Now the early four states will be protected from other states trying to jump the line, the scenario that led to the 2011 start of the nominating contests last time around. As an incentive to concentrate the calendar, states holding contests in the first two weeks of March must award delegates proportionally, giving them less influence on the final decision. Later contests will be winner-take-all, which means the calendar likely will be heavy in the latter part of March and April.
The drawn-out 2012 primaries and caucuses were corrosive for Romney as his Republican rivals politically gutted him before the Democrats even got a chance to start. Although Romney went on to do well in the first presidential debate, he never really recovered from the pummeling he received at the hands of fellow Republicans.
Next time will be different, the GOP hopes. Iowa, New Hampshire, South Carolina and Nevada will be allowed to hold contests before March 1, most likely in February (last time they began in December).

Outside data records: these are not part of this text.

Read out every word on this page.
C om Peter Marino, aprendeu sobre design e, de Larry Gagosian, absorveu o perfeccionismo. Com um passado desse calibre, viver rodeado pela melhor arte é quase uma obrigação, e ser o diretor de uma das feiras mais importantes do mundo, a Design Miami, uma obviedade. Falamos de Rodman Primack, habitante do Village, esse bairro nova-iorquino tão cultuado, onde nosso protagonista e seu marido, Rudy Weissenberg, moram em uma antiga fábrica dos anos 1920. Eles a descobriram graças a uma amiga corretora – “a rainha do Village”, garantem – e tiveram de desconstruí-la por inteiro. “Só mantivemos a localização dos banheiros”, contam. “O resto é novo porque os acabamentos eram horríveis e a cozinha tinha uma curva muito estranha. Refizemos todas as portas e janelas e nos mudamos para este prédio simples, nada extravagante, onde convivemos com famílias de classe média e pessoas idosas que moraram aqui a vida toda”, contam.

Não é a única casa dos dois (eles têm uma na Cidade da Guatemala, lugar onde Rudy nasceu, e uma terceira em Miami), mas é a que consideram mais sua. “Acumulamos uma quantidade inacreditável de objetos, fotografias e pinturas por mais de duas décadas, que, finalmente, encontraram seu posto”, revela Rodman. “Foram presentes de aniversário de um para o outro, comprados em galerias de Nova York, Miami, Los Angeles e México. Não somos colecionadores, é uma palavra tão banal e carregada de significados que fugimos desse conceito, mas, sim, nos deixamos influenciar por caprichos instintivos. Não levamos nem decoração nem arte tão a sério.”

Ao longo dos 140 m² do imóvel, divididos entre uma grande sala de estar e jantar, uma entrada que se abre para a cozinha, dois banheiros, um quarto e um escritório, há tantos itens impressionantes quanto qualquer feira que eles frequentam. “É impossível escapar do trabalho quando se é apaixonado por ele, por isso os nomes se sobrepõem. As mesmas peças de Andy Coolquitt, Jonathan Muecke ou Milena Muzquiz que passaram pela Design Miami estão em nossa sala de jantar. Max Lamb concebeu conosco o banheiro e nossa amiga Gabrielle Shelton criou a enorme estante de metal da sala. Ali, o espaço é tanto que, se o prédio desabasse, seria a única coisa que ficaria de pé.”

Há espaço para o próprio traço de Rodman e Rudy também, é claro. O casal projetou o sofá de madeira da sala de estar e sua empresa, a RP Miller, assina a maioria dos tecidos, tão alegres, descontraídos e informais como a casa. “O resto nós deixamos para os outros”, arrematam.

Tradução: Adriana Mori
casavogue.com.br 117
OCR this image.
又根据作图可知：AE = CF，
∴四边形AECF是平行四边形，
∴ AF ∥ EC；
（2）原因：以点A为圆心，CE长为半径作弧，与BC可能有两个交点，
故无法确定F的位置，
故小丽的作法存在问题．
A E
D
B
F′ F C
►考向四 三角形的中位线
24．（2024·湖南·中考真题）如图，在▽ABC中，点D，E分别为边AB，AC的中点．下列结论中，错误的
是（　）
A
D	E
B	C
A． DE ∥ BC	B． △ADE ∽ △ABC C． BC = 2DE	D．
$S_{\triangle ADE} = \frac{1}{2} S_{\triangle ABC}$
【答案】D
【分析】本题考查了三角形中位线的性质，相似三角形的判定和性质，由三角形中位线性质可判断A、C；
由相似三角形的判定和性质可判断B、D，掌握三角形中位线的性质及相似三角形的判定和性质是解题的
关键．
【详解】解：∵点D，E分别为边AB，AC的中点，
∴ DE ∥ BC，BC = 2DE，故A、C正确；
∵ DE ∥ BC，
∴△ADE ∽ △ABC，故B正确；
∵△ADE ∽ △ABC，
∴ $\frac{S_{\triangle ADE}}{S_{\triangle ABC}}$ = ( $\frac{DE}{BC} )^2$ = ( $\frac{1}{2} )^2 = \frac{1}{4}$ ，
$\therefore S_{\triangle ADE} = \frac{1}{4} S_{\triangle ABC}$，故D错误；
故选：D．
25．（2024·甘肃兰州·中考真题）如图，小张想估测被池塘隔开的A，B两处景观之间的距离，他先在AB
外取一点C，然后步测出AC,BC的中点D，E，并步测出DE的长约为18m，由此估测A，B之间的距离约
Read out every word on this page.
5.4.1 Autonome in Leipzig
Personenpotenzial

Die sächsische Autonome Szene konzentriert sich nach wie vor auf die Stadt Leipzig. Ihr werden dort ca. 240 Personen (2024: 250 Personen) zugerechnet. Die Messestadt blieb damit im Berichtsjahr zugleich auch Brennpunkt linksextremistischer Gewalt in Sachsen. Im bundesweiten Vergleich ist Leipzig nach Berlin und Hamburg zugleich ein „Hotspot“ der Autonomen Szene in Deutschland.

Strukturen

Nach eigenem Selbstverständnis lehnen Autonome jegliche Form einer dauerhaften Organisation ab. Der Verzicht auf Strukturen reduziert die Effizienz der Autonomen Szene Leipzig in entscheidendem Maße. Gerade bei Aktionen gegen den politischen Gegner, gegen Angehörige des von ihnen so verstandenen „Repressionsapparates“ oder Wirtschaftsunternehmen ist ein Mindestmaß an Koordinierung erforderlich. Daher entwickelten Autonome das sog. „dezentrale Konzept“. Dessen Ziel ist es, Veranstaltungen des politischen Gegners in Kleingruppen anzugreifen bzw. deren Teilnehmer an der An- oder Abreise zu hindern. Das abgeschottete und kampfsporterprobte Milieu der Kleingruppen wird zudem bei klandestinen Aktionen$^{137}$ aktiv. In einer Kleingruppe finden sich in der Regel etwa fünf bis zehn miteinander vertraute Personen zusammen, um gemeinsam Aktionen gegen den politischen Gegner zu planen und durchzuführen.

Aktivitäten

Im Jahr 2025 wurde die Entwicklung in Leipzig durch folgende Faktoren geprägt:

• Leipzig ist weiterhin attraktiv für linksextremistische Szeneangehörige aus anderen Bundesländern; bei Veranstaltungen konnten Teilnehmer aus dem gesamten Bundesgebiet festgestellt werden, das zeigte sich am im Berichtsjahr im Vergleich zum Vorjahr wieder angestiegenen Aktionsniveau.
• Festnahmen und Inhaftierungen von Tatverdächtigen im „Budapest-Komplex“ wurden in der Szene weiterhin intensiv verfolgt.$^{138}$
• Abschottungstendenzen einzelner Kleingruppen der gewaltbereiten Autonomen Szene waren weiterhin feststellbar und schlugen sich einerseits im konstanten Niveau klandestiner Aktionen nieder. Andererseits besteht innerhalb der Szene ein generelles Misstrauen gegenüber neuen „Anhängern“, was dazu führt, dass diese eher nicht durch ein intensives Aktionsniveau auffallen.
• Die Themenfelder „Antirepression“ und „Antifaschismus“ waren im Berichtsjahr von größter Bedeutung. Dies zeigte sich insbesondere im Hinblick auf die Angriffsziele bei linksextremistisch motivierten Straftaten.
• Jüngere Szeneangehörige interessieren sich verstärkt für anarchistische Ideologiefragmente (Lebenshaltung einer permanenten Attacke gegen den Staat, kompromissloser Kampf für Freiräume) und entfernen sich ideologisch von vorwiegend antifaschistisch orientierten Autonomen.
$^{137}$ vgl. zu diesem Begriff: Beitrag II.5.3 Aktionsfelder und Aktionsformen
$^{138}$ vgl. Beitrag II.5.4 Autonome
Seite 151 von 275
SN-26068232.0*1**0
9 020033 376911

According to Politico:
“The idea is to prevent a candidate with momentum coming out of the first four states from wrapping up the nomination on March 1 if a bunch of big states schedule winner-take-all primaries on that Tuesday. Proportional contests mean that a grassroots candidate without the money for a massive national advertising campaign could continue to compete through those two weeks.”
That also makes it easier for the nominee to turns his or her attention to raising cash during the summer doldrums.
So 2012’s knock-down, drag-out 12-round heavyweight fight (what is it with sports metaphors in politics?) for the Republican presidential nomination will, in 2016, be more like a six-rounder. Not as much fun for political junkies, but a relief for the rest of us.